271 Development of OR2805, an anti-CD163 antibody derived from an elite responder to checkpoint inhibitor therapy that relieves immunosuppression caused by M2c macrophages

Background OR2805 antibody was discovered using B cells derived from an elite responder to checkpoint inhibitor (CPI) therapy. It is a fully human IgG1 antibody that binds to CD163, an immune-suppressive receptor highly expressed on tumor associated macrophages (TAMs). High numbers of CD163-expressing TAMs generally predict an unfavorable prognosis in solid tumors. These CD163-expressing TAMs contribute to an immune-suppressive tumor microenvironment and inhibit an anti-tumor T-cell response by engaging immune checkpoints and secreting immune-suppressive cytokines. Relieving the immune suppression of CD163-expressing TAMs to improve anti-tumor T-cell responses is a rational therapeutic strategy as monotherapy and in combination with CPI therapy. Methods Cocultures of immunosuppressive primary human polarized M2c macrophages with autologous CD8+ T cells or phytohemagglutinin (PHA)-T cell blasts (exhausted T cells) were used to interrogate OR2805-dependent immunomodulatory responses as single agent and in combination with pembrolizumab, an anti-PD1 antibody. The anti-tumor activity of OR2805 was evaluated in humanized mouse models.
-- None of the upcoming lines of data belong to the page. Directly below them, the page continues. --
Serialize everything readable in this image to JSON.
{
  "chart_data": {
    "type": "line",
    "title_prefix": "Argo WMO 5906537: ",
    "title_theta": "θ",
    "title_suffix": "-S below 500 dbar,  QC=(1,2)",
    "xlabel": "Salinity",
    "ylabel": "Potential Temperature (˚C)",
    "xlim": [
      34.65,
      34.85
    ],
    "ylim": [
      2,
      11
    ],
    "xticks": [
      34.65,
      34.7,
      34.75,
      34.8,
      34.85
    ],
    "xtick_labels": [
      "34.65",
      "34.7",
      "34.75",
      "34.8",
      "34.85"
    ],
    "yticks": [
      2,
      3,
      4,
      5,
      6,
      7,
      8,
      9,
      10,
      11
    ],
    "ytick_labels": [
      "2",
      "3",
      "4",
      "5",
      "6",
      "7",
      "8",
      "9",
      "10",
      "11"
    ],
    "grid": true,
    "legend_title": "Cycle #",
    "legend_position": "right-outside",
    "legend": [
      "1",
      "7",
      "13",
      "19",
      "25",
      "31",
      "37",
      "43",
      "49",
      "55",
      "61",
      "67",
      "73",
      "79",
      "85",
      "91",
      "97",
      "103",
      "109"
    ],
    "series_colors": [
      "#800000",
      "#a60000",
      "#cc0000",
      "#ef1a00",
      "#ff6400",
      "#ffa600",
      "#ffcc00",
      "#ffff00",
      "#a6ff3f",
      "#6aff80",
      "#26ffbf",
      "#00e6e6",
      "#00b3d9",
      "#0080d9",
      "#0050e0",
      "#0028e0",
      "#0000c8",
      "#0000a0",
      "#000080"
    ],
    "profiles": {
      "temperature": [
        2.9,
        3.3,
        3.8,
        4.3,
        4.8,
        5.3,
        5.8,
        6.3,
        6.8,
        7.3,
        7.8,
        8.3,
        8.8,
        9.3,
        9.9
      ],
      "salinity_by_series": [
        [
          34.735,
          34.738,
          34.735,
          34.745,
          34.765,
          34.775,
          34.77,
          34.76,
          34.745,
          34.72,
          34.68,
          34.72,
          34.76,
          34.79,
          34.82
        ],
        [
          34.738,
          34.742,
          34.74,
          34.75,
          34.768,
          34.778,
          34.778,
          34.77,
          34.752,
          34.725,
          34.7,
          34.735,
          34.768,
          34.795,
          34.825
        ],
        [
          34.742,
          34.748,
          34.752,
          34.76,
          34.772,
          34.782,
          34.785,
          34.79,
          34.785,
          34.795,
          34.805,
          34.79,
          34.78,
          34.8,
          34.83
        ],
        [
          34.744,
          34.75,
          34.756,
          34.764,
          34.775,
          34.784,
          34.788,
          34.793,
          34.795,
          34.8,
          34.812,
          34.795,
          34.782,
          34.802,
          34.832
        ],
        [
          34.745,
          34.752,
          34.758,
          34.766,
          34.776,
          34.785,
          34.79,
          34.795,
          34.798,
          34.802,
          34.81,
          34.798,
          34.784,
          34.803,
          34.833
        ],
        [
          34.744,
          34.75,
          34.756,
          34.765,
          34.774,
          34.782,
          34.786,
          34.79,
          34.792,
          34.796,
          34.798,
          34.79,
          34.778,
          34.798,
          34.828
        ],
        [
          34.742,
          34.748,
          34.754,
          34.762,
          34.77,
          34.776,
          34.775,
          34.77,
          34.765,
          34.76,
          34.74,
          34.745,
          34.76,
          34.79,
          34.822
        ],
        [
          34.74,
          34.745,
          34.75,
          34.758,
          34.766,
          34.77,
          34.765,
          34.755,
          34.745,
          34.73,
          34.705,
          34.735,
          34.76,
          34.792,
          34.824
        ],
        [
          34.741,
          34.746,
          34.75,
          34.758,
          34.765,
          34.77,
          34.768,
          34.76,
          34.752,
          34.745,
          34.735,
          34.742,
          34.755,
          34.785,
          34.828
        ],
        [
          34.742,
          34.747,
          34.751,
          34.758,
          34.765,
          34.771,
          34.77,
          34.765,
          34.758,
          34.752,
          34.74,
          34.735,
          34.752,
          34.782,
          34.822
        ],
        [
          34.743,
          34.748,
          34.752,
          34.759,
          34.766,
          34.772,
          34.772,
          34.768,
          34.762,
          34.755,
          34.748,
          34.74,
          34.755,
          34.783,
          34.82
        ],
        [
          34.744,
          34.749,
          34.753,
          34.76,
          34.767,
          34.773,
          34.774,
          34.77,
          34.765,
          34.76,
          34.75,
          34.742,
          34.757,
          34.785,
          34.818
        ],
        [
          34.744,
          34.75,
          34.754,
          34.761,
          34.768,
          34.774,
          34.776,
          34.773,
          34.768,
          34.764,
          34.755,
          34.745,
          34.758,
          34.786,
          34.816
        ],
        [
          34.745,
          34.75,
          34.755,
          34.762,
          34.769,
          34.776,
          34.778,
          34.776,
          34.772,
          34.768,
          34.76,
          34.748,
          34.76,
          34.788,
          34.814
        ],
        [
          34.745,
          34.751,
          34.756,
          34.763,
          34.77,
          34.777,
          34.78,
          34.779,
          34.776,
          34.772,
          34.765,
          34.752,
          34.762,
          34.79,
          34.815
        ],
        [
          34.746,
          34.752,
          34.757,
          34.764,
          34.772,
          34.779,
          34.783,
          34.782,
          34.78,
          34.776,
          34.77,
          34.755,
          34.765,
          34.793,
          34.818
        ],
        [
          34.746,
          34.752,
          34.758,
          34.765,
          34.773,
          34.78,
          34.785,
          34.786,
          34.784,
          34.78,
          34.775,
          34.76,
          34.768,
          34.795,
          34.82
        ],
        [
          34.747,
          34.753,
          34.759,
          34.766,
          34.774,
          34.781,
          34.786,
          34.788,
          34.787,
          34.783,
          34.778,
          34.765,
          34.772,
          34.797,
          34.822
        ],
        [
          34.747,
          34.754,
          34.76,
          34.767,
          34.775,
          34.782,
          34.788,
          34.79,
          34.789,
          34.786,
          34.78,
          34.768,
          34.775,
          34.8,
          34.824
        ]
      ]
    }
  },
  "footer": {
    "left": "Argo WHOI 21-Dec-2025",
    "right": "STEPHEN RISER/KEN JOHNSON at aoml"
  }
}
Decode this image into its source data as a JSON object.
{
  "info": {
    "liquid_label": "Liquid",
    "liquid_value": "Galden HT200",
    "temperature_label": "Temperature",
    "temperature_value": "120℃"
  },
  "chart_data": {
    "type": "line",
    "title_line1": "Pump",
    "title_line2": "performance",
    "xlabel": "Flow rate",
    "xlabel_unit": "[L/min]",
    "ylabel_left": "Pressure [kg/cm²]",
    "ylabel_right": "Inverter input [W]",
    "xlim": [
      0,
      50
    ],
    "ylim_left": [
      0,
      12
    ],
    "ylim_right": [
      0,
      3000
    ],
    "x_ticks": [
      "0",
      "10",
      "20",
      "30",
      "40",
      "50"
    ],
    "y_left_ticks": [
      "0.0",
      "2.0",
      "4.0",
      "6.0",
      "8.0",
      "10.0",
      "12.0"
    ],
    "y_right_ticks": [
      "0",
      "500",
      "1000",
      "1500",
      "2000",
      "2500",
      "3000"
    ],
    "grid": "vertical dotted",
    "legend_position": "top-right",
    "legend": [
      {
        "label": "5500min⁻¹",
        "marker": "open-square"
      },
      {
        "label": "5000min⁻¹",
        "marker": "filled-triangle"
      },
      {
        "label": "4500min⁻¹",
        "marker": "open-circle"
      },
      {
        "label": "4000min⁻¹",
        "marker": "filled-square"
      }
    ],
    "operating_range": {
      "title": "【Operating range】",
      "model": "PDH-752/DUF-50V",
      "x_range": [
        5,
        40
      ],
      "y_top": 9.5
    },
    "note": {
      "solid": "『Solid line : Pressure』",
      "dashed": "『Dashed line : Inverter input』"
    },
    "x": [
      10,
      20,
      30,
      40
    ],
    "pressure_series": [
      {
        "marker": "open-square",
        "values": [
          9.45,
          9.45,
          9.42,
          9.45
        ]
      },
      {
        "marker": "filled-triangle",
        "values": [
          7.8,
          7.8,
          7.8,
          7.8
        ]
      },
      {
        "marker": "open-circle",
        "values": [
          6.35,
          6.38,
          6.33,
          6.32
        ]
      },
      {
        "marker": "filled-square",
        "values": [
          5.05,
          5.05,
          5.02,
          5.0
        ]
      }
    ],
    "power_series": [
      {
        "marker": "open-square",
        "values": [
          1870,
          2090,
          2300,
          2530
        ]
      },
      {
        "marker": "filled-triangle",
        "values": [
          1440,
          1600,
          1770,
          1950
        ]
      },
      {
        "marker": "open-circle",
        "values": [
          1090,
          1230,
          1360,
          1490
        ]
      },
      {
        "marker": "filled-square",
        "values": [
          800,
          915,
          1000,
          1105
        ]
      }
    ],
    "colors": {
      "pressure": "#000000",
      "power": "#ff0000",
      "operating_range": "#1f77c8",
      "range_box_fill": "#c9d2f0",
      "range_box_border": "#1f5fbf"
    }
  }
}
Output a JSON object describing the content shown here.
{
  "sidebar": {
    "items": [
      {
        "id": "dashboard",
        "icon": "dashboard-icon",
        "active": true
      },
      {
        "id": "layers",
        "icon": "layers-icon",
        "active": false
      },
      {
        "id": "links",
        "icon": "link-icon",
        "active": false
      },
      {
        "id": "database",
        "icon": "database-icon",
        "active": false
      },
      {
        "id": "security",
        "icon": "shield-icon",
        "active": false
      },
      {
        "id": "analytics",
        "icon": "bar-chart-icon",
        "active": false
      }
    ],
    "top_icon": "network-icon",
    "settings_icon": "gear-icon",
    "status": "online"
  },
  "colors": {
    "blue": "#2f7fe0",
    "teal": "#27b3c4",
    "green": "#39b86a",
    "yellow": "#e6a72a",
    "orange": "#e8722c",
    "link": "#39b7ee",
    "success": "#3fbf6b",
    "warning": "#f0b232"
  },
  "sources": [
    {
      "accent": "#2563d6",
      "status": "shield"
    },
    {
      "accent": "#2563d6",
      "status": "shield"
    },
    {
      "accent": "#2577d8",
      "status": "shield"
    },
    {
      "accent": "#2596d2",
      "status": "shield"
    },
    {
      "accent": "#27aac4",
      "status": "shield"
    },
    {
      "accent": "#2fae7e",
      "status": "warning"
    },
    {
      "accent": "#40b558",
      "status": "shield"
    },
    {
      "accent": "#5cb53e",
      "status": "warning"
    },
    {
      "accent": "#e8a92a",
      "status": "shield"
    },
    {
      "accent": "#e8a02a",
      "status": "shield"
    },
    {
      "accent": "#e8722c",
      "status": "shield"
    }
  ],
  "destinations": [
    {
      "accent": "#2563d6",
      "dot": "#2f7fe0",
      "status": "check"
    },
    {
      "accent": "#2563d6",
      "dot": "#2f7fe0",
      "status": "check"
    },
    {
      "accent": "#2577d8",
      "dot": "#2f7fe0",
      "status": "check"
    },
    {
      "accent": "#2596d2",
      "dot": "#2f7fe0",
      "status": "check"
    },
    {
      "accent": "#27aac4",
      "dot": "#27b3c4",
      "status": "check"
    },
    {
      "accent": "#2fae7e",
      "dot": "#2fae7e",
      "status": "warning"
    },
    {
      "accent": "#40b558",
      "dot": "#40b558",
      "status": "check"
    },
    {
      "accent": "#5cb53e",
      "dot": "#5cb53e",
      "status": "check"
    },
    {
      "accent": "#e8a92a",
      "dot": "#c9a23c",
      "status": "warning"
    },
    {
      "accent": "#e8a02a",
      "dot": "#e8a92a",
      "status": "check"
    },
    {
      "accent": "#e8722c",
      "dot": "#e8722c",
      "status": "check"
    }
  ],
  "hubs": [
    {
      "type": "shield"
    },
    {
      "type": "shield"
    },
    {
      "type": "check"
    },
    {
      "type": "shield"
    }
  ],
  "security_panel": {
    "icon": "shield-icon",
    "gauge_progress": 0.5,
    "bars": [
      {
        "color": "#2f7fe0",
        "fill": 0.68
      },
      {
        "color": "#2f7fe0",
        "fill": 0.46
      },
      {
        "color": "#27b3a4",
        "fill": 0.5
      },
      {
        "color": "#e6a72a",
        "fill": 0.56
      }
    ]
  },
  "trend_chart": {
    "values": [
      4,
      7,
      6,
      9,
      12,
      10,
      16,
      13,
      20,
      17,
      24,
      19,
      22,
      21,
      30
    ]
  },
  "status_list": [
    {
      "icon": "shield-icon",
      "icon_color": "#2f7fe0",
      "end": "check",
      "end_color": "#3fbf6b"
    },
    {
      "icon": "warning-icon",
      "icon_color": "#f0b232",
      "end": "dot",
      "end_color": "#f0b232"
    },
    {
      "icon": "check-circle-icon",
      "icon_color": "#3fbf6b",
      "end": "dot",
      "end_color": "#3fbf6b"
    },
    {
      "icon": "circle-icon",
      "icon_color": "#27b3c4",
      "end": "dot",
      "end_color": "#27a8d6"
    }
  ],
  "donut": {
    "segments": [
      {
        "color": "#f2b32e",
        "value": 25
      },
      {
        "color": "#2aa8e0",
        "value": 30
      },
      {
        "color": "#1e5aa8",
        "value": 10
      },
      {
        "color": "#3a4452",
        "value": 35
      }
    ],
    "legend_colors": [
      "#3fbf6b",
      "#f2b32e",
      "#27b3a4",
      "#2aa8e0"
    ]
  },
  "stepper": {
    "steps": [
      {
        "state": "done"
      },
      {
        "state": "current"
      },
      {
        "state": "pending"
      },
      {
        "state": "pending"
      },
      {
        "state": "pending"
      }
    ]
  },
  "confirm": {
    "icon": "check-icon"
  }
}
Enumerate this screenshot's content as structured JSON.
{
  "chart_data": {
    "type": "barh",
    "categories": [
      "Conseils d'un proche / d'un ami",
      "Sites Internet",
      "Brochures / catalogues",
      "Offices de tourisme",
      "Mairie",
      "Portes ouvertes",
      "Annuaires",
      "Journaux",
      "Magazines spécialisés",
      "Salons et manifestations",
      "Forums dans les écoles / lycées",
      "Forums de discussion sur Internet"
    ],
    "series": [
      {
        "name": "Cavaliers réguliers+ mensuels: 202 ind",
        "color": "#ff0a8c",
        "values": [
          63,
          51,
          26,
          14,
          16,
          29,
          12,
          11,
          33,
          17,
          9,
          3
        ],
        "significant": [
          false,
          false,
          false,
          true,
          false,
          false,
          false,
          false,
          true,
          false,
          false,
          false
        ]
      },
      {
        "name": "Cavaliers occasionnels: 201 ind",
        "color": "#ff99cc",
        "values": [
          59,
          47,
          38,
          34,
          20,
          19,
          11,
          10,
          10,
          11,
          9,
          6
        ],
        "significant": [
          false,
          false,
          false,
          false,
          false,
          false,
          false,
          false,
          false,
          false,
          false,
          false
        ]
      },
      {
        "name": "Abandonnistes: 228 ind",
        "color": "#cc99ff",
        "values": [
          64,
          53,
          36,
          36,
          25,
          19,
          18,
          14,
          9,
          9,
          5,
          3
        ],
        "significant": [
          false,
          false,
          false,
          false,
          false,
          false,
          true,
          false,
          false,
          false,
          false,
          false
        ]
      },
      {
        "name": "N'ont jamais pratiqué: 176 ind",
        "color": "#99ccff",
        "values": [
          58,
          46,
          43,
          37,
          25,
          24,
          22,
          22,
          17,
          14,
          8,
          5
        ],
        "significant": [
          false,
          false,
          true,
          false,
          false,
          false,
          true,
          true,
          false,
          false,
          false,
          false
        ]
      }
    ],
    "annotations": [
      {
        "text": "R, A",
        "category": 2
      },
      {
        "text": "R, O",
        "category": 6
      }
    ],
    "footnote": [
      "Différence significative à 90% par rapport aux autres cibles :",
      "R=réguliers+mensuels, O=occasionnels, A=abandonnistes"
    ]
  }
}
Safety and pharmacokinetics (PK) profile of OR2805 was evaluated in cynomolgus monkeys and human whole blood for cytokine release assessment. Results In coculture assays, OR2805-treatment relieved the suppressive effect of M2c macrophages as demonstrated by increased T-cell proliferation and the release of IFN-γ and perforin. OR2805 restored the IFN-γ production of exhausted T cells and showed a synergistic effect on cocultures treated in combination with pembrolizumab. OR2805-treatment demonstrated significant anti-tumor activity in lung cancer xenograft models in humanized NSG-SGM3 mice. In cynomolgus monkeys, OR2805 demonstrated a typical IgG1 PK profile and good serum exposure. Furthermore, OR2805 did not trigger the release of IL-1β, IL-2, IL-4, IL-6, IL-10, IFN-γ, or TNF-α cytokines in whole blood from either healthy donors or NSCLC patients. Conclusions OR2805 reduced M2c-mediated immunosuppression and enhanced T cell effector functions. OR2805-treatment resulted in significant anti-tumor activity in lung cancer xenograft models in humanized mice. The pharmacology, PK, and toxicokinetic data support further development of OR2805 as an anti-cancer therapy, both as a monotherapy and in combination with CPI therapy.